The trainees – more than 50 in all – were given basic information about international and nation human rights standards, and encouraged to think about why it was important to report on abuses, the best way of using individual cases to reflect general patterns, and potential pitfalls like losing track of objectivity and the continuing self-censorship mindset, which is especially prevalent in areas outside the capital where political control of the media is stronger.
Later in the sessions, the trainees worked on joint stories to put theory into practice, and the strengths and weaknesses of the material the produced was then discussed as a group.
The training was led by Abdumomun Mamaraimov, editor of the VOF.kg site which specialises in human rights pieces.

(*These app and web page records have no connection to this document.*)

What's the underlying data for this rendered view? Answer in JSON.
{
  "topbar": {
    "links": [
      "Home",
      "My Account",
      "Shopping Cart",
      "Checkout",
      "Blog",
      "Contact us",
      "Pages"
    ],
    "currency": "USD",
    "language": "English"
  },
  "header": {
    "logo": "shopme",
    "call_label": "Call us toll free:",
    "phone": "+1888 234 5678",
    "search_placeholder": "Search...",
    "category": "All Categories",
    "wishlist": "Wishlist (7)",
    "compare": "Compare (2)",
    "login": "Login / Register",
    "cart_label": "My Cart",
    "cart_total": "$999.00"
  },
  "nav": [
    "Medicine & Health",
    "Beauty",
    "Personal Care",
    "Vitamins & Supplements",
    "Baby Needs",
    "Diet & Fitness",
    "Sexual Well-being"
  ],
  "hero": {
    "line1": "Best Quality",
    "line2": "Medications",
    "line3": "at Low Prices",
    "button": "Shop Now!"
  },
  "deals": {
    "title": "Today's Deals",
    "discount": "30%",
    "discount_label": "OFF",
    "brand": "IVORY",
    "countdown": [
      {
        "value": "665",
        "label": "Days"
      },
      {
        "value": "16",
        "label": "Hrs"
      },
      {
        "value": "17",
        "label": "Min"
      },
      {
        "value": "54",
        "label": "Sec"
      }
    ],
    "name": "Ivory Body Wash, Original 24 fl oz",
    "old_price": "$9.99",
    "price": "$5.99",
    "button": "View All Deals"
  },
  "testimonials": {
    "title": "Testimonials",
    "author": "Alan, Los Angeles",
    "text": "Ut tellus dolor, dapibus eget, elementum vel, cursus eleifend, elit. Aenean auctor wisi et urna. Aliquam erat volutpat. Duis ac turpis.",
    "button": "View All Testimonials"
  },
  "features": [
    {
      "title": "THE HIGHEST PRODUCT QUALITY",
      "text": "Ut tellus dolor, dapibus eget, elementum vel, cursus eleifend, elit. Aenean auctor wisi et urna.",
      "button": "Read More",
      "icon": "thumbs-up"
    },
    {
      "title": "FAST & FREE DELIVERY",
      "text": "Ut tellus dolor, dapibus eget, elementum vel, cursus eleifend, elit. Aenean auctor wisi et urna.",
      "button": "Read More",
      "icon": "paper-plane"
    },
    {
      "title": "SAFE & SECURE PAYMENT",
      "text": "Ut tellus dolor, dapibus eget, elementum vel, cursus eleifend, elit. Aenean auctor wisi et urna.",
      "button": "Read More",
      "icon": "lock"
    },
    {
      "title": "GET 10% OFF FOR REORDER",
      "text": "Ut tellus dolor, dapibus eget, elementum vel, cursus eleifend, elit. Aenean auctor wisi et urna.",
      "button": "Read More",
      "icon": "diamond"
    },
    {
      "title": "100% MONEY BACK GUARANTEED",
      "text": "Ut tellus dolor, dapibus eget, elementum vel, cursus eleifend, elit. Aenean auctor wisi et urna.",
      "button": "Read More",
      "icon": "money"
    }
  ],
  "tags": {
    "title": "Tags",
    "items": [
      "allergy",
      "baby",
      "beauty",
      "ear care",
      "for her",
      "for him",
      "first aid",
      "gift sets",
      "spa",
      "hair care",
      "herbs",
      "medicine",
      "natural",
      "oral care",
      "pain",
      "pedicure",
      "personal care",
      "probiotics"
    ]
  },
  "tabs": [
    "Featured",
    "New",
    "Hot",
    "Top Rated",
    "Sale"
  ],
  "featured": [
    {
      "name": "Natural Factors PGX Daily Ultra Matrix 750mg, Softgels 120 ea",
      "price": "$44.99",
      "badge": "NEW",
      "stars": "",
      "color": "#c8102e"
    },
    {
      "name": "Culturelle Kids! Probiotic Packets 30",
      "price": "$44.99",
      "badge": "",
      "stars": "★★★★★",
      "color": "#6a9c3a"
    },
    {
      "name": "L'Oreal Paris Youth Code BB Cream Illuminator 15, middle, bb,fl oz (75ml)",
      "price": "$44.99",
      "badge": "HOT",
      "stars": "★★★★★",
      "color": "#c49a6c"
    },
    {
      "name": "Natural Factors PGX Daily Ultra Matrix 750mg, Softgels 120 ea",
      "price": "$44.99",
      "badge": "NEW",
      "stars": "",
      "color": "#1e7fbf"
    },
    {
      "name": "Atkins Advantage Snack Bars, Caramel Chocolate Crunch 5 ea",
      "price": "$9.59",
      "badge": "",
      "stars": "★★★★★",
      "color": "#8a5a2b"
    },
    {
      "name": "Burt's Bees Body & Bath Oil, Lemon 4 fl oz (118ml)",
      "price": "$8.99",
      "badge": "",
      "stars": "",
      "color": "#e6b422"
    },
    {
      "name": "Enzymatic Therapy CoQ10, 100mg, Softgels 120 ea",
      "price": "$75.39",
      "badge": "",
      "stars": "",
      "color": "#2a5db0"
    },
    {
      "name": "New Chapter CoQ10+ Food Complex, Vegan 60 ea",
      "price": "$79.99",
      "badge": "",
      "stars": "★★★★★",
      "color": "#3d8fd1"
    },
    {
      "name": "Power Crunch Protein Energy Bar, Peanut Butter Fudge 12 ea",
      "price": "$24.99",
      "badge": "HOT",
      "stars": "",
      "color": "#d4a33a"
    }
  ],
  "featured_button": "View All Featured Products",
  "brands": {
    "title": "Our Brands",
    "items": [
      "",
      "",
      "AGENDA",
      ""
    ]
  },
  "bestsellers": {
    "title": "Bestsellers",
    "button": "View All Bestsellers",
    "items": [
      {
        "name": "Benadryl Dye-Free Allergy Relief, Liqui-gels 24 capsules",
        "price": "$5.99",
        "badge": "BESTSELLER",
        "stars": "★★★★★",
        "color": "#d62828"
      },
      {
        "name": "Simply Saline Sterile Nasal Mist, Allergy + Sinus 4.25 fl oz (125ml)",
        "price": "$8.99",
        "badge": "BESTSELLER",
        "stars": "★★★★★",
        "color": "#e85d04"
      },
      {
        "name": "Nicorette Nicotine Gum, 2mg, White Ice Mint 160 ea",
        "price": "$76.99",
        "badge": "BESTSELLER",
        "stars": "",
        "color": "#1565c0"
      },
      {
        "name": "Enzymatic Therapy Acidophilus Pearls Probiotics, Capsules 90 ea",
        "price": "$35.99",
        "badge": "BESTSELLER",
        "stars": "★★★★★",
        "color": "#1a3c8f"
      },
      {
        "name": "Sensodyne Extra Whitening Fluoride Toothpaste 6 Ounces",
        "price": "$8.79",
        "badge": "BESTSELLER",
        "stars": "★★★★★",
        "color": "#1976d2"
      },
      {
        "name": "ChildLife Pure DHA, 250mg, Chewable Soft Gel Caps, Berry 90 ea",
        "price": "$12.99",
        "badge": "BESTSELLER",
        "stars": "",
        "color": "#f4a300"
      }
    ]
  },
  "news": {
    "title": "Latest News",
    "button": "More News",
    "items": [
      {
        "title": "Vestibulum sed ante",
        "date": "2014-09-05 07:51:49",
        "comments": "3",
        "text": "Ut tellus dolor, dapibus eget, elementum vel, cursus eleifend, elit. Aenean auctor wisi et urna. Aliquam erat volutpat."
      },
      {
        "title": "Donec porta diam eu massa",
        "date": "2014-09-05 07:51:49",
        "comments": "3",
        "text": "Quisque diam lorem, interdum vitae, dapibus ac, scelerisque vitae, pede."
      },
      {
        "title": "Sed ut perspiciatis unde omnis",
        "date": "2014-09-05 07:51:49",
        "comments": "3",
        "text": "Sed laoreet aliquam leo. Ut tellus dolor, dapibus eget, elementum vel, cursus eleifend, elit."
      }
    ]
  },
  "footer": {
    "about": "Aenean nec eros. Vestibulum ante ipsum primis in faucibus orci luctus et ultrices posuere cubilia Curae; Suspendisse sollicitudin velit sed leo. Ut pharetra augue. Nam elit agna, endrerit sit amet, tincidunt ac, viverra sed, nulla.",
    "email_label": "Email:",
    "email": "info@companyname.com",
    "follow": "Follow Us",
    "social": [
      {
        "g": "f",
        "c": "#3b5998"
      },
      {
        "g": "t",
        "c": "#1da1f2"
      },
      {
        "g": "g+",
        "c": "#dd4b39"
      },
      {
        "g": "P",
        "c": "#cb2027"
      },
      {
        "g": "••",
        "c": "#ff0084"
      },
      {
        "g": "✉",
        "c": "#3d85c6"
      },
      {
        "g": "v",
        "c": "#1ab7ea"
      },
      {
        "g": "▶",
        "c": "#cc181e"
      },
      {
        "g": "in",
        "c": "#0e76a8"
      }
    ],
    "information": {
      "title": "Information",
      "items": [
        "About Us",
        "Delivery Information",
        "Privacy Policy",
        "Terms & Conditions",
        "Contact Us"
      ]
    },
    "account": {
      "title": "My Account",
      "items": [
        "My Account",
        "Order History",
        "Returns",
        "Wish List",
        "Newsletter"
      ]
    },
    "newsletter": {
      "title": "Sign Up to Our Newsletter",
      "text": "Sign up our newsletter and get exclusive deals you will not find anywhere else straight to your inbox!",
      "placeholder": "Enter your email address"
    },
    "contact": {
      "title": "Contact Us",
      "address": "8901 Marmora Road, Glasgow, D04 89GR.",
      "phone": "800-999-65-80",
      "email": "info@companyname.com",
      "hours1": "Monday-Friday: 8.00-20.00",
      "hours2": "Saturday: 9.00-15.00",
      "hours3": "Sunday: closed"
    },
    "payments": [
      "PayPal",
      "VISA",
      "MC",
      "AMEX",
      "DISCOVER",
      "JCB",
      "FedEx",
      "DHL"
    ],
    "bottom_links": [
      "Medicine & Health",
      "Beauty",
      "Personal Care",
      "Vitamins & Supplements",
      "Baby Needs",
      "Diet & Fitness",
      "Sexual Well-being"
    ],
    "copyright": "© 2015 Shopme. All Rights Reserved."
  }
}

These three workshops followed a series of IWPR events in February and March at which human rights defenders and media workers had a chance to meet and discuss how they could interact more productively. Although they come from different sectors, journalists and rights groups have a lot in common, but often contact between them is limited. Those three training sessions were aimed at improving the quality of journalists and their materials in covering human rights issues.
"We’re hope that this will allow us to give human rights journalism a boost,” IWPR Central Asia Director Abakhon Sultonnazarov said. “When it comes to serving the needs of society, protecting the public’s interests and restorative justice, NGOs and journalists have some way to go in terms of quality and effectiveness. One problem can be when human rights coverage comes from the wrong angle, or when these issues are simply ignored.”
This work was carried out as part of two IWPR programmes – Strengthening Capacities, Bridging Divides in Central Asia, funded by the foreign ministry of Norway, and Creating a Culture of Investigative Journalism for Furthering Democratic Reform: Linking Human Rights Organisations, Government and Media, funded by the European Union.